Ce que j’ai découvert sur moi en 2020

Coucou les loutres,

Ça fait bien longtemps que je n’ai pas écris ici, et pourtant aujourd’hui j’avais envie de partager avec vous un truc ÉNORME que j’ai découvert sur moi en 2020.
Deuils, confinement, isolement, pandémie, l’année 2020 a été chargée d’événements pour le moins désappointants. Pour moi, ça a été l’occasion d’aller chercher au plus profond de moi pour trouver où était le problème. Parce que oui, il y avait un problème.

L’introspection.

Rien ne va plus, mon cerveau tourne à deux mille tours/minute, comme d’hab me diras-tu. Sauf que là, je suis seule, seule 24 h/24, 7j/7. J’ai des contacts via écrans interposés avec mes collègues, mes parents, mes frangins, comme tout le reste de la planète. Je suis paumée. Mais paumée à un point inimaginable. Je cherche, j’analyse, je rejoue tout ce que j’ai fais dans ma vie, je ne comprends pas, et si il y a une chose que je ne supporte pas dans la vie, c’est de ne pas comprendre.

Et puis un jour, je sais pas ni pourquoi, ni comment, je tombe sur un article sur les zèbres. Je le parcours brièvement et je me moque un peu de ces gens que je trouve prétentieux et qui (pour moi) se prennent pour je sais pas qui.

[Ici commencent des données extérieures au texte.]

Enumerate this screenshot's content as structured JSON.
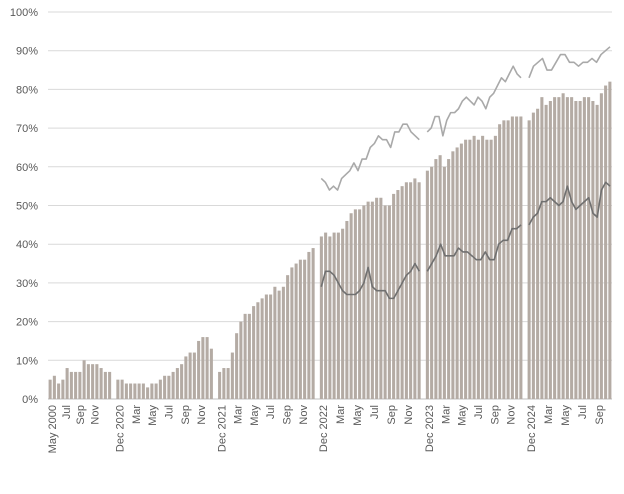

Sauf qu’il y a un truc qui a attiré mon attention dans l’article. Je ne m’en rends pas compte tout de suite, mais dans ma tête ça fait son chemin :

« j’avais le sentiment qu’il y avait le groupe, et moi. Je n’étais pas tout à fait dedans, pas tout à fait dehors ».

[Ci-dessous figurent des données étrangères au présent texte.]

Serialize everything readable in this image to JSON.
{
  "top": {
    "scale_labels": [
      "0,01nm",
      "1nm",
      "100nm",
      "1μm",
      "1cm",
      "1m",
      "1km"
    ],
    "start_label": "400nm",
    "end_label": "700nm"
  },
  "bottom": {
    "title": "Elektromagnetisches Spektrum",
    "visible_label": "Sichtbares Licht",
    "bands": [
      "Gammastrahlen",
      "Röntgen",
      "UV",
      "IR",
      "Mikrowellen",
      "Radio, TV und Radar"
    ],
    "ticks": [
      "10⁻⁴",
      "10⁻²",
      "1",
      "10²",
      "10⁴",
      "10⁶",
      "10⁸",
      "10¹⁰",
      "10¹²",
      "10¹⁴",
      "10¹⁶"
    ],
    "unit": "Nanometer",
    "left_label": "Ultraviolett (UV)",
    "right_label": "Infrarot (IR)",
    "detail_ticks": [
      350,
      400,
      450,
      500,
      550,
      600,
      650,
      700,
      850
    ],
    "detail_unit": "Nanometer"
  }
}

Et je peux vous dire que je l’ai retournée dans tous les sens cette phrase. C’est l’histoire de ma vie.

L’investigation.

Alors, un peu avec méfiance mais avec beaucoup de curiosité, je me mets à faire des recherches, à regarder des vidéos, des conférences, à lire des articles, sur les zèbres, les haut-potentiels, les surdoués… Je suis tombée sur des trucs trop drôles qui m’ont bien fait rire et qui m’ont rassurée sur le fait que tout ceci n’était qu’un écran de fumée, et puis sur d’autre qui ont carrément foutu le bordel dans mon cerveau.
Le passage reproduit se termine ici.